ノートルダム大聖堂の火災は、非常なショックと共に報道された。
慣れ親しんだランドマークの焼失は、自分にとっても相当なショックだったから、フランス人にとってはなおさらだろう。
この映画を見ることで、フランスの火災(だけでなく、おそらく災害全般に対して)対策の甘さが浮彫になるが、それが一般人でも指摘できるのは日本が災害大国であることもあるだろう。
それだけ、ヨーロッパは安全な土地だったのだ。
石造りの建築物が主要となった背景には、地震が無いことと、何度もあった戦争で森が縮小したことの2点がある。
そしてこの2点は、そのまま災害対策がおそろかであったことの原因でもある。
さらに、日本では関東大震災や幾度の津波で注意されることになった「安全性バイアス」(そんな災害は自分には起こらないよ、という希望的観測)が、フランスの火災対策では未だに生きていることがこの映画から読み取れる。
日本では「いつか起こることは必ず起こること」と見做して対策するが、フランスでは「今まで起きなかったから今後も多分起きないこと」ぐらいにしか認識していなかった。
それらの甘さが幾重にも重なって、この悲劇を招いてしまった。
単なるディザスターパニックアクションではなく、災害ドキュメンタリーとしてこの映画が撮られているからこそ、それらの点が見る人に突き刺さる。
防げたはずの火災だったと、あるいはもっと影響を抑えられたはずだと暗に訴えて来る。

幸いに人的被害は無かったが、心の拠り所を喪った人々へのダメージは別の意味で甚大だった。
「教会」と一言で言う場合、それは建築物を指すこともあれば、信仰を内包する「入れ物」としての宗教団体を指すこともある。つまりは、建築物の教会も宗教団体の教会も、信仰=信者を集めて形作るための存在だ。

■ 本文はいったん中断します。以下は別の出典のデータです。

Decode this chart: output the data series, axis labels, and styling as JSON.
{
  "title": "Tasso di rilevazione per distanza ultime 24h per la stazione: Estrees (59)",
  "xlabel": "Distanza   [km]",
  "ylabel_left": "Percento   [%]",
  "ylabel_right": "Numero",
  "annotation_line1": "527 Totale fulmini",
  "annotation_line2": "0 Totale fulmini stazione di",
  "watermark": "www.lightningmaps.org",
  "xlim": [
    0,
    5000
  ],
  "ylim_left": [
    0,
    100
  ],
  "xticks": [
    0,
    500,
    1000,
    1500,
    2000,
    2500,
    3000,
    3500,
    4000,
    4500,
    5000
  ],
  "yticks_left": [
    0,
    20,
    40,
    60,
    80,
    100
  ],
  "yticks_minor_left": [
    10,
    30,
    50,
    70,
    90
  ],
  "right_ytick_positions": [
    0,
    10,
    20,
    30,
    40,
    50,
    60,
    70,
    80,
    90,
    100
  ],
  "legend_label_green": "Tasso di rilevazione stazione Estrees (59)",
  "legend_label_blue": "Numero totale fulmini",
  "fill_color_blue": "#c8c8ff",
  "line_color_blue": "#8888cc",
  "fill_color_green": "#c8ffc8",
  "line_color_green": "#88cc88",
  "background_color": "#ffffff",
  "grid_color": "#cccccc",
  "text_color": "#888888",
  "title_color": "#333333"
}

アイデンティティの殻と言い得る存在を喪った人たちの歎きは如何ほどだろう。

この大聖堂火災には、続きがある。
パリオリンピックには間に合わなかったが、2024年12月に復旧に一区切りがつき、一般公開が始まった。
この5年間の復旧作業もしっかり把握してこそ、この大聖堂の火災は人々の中で消化される。
日本では2025年2月24日まで公開されていた特別展「パリ・ノートルダム大聖堂展 タブレットを手に巡る時空の旅」で、ノートルダム大聖堂の成り立ちから復旧までの詳しい内容を知ることが出来る。
この映画を見た人はぜひともこの特別展も見ていただきたい。もう日数も残っていないけど。